En el marco de la Game Developers Conference 2024, un encuentro con diversos profesionales del sector ha revelado un escepticismo generalizado respecto a la necesidad y beneficios de una hipotética PS5 Pro. A más de tres años del debut de la PlayStation 5, y justo en el punto medio de su ciclo de vida, la expectativa de una actualización significativa del hardware se ve opacada por las dudas de su real aporte.
La evolución de las consolas ha cambiado desde cambios puramente estéticos hasta actualizaciones internas significativas, como lo demuestran la Xbox One X y la PS4 Pro. No obstante, la PS5 aún navega aguas turbulentas tras un lanzamiento afectado por la escasez de componentes y una generación que aún no ha mostrado todo su potencial, lo que ha sembrado la incertidumbre entre los jugadores y profesionales de la industria.
Durante la reciente Game Developers Conference en San Francisco, la posible introducción de una PS5 Pro ha sido un tema candente. A pesar de ello, la expectativa y el interés por parte de los desarrolladores parecen ser limitados. Según Christopher Dring de GamesIndustry, hay una percepción general de que el potencial de la PS5 original aún está por ser completamente explotado, cuestionando la prontitud y la necesidad de un nuevo modelo.
La principal duda radica en cómo una PS5 Pro podría distinguirse de manera significativa de la versión actual. La anterior PS4 Pro logró notoriedad gracias a sus capacidades mejoradas como la resolución 4K y una tasa de cuadros por segundo más estable. Sin embargo, según fuentes consultadas por Dring, parece prematuro hablar de una nueva actualización de hardware, especialmente ante la ausencia de títulos exclusivos que realmente exijan más del sistema hasta, al menos, el 2025.
Aunque ya circulan especulaciones sobre las especificaciones de la PS5 Pro, persiste la interrogante sobre la existencia de una demanda real por parte de los usuarios para este tipo de avance tecnológico. La aprehensión de los desarrolladores respecto a la necesidad de una PS5 Pro puede influir negativamente en la percepción de los consumidores.

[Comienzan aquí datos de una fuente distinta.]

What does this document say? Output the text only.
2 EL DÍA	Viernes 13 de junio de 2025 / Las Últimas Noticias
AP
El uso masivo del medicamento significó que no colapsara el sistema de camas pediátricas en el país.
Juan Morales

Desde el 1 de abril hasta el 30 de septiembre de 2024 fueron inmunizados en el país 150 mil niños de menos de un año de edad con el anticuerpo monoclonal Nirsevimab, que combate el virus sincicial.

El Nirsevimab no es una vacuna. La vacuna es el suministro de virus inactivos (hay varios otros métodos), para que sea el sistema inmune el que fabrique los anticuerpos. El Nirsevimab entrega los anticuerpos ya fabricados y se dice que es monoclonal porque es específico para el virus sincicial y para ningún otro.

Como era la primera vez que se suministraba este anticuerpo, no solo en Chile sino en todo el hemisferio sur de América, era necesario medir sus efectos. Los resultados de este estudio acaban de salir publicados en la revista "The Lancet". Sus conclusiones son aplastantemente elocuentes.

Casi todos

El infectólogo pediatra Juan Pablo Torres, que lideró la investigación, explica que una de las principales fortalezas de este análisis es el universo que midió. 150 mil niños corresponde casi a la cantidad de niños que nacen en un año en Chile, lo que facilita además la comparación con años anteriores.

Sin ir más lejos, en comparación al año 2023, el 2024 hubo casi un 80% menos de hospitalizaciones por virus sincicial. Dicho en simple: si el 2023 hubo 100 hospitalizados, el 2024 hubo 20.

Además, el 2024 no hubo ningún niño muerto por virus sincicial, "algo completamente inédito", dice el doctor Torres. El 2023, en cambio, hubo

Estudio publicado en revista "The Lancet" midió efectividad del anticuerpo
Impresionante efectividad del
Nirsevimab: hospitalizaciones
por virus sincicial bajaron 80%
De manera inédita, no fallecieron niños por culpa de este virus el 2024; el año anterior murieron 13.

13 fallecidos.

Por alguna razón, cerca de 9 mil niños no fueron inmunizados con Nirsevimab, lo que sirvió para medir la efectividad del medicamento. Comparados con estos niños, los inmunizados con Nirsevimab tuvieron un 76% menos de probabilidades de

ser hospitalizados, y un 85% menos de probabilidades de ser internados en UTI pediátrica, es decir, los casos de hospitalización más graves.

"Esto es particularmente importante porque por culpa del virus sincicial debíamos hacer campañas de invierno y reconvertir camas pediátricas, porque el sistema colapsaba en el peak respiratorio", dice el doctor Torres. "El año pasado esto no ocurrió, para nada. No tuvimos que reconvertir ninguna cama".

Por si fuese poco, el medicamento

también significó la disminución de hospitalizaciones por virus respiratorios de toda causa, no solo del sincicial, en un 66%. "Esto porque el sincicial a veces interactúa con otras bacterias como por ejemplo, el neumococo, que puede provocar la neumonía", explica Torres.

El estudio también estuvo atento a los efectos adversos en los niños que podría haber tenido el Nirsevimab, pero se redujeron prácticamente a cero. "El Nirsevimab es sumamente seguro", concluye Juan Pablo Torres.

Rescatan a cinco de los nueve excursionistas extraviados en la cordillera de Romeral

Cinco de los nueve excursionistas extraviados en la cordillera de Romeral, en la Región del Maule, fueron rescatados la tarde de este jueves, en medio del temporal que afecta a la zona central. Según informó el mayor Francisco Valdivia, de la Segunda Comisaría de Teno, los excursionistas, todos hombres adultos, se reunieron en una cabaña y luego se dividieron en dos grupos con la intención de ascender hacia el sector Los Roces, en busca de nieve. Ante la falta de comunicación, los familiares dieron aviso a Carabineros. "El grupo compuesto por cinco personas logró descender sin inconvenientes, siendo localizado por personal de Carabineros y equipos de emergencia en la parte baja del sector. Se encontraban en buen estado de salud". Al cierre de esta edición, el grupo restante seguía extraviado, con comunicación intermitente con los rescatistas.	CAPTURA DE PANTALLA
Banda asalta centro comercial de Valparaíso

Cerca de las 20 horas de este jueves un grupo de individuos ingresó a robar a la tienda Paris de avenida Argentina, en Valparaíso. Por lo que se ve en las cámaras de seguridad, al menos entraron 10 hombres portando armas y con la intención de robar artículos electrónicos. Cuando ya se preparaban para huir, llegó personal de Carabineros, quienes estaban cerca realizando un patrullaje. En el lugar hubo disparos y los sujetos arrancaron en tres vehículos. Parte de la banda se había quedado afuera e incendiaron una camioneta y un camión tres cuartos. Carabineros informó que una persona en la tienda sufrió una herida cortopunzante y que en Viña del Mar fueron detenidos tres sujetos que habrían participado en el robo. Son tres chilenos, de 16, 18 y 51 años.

Paralelamente, Sony enfrenta otros retos, como las decepcionantes ventas de las gafas PS VR2, lo que ha llevado a la empresa a pausar su producción hasta lograr vender el inventario existente. Con el futuro de la PS5 Pro todavía en el aire, y considerando las filtraciones, resta esperar la decisión de Sony en cuanto a avanzar con esta nueva versión de su consola en un contexto de incertidumbre y expectativas moderadas.